Summation of series $\sum_{k=0}^\infty 2^k/\binom{2k+1}{k}$
How to find the sum of this series? $$\sum_{k=0}^{\infty}\cfrac{{2}^{k}}{\binom{2k+1}{k}}$$
It seems very easy.
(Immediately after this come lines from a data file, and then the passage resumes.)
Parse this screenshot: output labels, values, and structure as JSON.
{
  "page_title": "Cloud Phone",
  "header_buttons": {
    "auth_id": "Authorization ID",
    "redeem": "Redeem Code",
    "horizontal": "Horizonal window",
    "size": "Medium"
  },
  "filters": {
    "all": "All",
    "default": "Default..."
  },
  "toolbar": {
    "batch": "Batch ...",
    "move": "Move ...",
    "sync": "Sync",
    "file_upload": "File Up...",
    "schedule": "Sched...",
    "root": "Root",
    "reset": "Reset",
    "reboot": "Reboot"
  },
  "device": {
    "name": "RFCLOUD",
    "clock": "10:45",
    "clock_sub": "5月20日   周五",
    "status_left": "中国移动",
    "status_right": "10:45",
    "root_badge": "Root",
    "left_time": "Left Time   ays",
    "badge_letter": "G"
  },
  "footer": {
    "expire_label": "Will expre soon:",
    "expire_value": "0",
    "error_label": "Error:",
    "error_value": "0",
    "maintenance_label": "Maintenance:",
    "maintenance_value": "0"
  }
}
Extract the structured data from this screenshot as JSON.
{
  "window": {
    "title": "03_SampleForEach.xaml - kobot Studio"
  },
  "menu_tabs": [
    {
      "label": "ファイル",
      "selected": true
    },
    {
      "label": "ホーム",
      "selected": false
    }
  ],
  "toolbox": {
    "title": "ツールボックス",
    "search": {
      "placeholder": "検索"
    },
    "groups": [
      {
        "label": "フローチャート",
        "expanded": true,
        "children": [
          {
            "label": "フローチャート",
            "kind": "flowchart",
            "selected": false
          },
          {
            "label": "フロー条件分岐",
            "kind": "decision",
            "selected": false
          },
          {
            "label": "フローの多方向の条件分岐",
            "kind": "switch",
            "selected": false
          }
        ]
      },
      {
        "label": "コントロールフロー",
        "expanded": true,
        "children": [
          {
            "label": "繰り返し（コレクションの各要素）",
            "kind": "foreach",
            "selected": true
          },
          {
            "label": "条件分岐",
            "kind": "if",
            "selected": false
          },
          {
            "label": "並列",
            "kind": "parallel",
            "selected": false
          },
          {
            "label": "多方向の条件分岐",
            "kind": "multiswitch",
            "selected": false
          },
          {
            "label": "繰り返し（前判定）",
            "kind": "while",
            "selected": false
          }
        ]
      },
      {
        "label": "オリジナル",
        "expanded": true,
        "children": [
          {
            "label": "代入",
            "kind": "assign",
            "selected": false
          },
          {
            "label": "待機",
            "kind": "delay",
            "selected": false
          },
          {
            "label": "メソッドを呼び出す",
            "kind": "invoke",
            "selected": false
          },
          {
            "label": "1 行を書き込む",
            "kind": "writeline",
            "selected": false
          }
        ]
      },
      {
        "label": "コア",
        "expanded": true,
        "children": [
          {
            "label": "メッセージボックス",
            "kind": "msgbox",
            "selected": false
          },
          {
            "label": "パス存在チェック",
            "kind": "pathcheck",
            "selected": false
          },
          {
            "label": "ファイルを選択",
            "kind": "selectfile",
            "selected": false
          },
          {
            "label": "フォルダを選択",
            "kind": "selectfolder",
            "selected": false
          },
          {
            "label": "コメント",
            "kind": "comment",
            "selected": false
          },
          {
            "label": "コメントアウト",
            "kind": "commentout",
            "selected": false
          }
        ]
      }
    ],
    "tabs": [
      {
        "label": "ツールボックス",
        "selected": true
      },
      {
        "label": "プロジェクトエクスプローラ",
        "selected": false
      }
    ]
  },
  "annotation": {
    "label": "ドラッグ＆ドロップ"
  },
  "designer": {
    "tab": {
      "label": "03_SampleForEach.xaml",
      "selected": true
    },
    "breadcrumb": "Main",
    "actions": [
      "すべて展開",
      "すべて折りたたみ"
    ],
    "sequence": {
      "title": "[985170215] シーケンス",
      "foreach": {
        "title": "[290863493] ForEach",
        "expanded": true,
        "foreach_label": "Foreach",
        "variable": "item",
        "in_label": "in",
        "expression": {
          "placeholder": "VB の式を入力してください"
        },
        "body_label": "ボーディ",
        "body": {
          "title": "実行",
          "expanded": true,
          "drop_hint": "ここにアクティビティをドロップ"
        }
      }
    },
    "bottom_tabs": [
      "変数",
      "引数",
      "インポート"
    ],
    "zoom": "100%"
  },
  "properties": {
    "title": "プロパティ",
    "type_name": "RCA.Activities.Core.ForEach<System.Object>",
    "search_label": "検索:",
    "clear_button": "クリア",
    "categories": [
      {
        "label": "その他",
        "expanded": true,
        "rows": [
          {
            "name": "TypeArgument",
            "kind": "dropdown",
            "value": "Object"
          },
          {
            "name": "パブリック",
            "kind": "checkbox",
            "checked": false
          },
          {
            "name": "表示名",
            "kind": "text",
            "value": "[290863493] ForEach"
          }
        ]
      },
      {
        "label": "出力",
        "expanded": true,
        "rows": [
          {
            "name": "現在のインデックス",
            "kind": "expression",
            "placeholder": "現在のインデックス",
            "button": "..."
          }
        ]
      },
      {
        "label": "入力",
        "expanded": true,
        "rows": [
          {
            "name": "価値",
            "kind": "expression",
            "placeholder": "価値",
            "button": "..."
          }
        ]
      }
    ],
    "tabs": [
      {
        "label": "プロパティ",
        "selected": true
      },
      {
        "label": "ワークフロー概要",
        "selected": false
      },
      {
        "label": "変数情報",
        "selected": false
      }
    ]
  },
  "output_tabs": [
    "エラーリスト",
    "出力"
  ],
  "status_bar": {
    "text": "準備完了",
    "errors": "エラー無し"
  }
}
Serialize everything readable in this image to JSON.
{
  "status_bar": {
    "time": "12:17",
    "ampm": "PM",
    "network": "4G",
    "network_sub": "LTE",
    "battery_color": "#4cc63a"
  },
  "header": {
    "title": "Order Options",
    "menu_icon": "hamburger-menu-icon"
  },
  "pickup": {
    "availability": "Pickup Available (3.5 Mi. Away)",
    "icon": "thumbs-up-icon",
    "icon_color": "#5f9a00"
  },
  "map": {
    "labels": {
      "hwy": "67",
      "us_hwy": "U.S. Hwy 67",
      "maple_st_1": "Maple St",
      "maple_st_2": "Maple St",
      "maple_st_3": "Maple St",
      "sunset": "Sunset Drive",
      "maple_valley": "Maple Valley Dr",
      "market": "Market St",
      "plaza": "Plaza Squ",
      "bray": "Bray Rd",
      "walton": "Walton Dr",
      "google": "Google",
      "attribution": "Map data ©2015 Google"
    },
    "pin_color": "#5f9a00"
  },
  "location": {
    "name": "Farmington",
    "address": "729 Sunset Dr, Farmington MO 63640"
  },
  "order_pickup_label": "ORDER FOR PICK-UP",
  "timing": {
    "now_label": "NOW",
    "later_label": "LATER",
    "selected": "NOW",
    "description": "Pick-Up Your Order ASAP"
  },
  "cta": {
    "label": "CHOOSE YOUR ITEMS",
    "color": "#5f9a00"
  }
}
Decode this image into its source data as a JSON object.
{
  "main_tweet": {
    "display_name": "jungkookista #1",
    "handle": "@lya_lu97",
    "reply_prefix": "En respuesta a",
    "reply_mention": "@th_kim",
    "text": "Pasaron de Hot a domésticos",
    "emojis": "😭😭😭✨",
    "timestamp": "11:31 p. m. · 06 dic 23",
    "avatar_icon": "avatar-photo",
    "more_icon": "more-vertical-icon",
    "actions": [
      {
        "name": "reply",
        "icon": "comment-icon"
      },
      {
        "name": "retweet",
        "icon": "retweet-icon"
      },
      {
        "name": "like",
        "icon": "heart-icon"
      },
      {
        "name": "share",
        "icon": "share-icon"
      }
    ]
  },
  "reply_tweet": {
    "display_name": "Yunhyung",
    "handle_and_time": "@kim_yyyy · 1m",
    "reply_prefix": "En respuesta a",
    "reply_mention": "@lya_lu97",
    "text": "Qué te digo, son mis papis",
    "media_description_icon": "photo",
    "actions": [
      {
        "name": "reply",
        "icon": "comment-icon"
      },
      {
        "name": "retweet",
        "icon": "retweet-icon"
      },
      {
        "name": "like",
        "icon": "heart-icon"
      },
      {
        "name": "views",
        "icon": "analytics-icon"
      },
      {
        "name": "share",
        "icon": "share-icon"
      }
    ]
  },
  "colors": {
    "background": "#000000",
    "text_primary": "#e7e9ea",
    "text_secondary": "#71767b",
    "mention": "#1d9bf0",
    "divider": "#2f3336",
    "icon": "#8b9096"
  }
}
But I still can not work it out, can anyone help?
Solution 1:
We have, using the Euler Beta function: $$\begin{eqnarray*}\color{red}{\sum_{k=0}^{+\infty}\frac{2^k}{\binom{2k+1}{k}}}&=&\sum_{k=0}^{+\infty}\frac{2^k \Gamma(k+1)\Gamma(k+2)}{\Gamma(2k+2)}=\sum_{k=0}^{+\infty}2^k(k+1)\,B(k+1,k+1)\\&=&\sum_{k=0}^{+\infty}2^k(k+1)\int_{0}^{1}x^k(1-x)^k\,dx\\&=&\int_{0}^{1}\frac{dx}{(1-2x(1-x))^2}=\color{red}{\frac{\pi}{2}+1}.\end{eqnarray*}$$
Solution 2:
This question is closely related to this question.
$$
\begin{align}
\sum_{k=0}^\infty\frac{2^k}{\binom{2k+1}{k}}
&=\sum_{k=0}^\infty2^k\frac{k!(k+1)!}{(2k+1)!}\tag{1}\\
&=\sum_{k=0}^\infty\frac{(k+1)!}{(2k+1)!!}\tag{2}\\
&=\sum_{k=0}^\infty\frac{k!}{(2k+1)!!}
+\sum_{k=0}^\infty\frac{k\,k!}{(2k+1)!!}\tag{3}\\
&=\sum_{k=0}^\infty\frac{k!}{(2k+1)!!}
+\sum_{k=0}^\infty\left(\frac{k!}{(2k-1)!!}-\frac{(k+1)!}{(2k+1)!!}\right)\tag{4}\\
&=\frac\pi2+1\tag{5}
\end{align}
$$
Explanation:
$(1)$: rewrite binomial coefficient with factorials
$(2)$: $(2k+1)!!=\frac{(2k+1)!}{2^kk!}$
$(3)$: $(k+1)!=k!+k\,k!$
$(4)$: $\frac{k!}{(2k-1)!!}-\frac{(k+1)!}{(2k+1)!!}=\frac{(2k+1)k!}{(2k+1)!!}-\frac{(k+1)k!}{(2k+1)!!}=\frac{k\,k!}{(2k+1)!!}$
$(5)$: this answer and telescoping series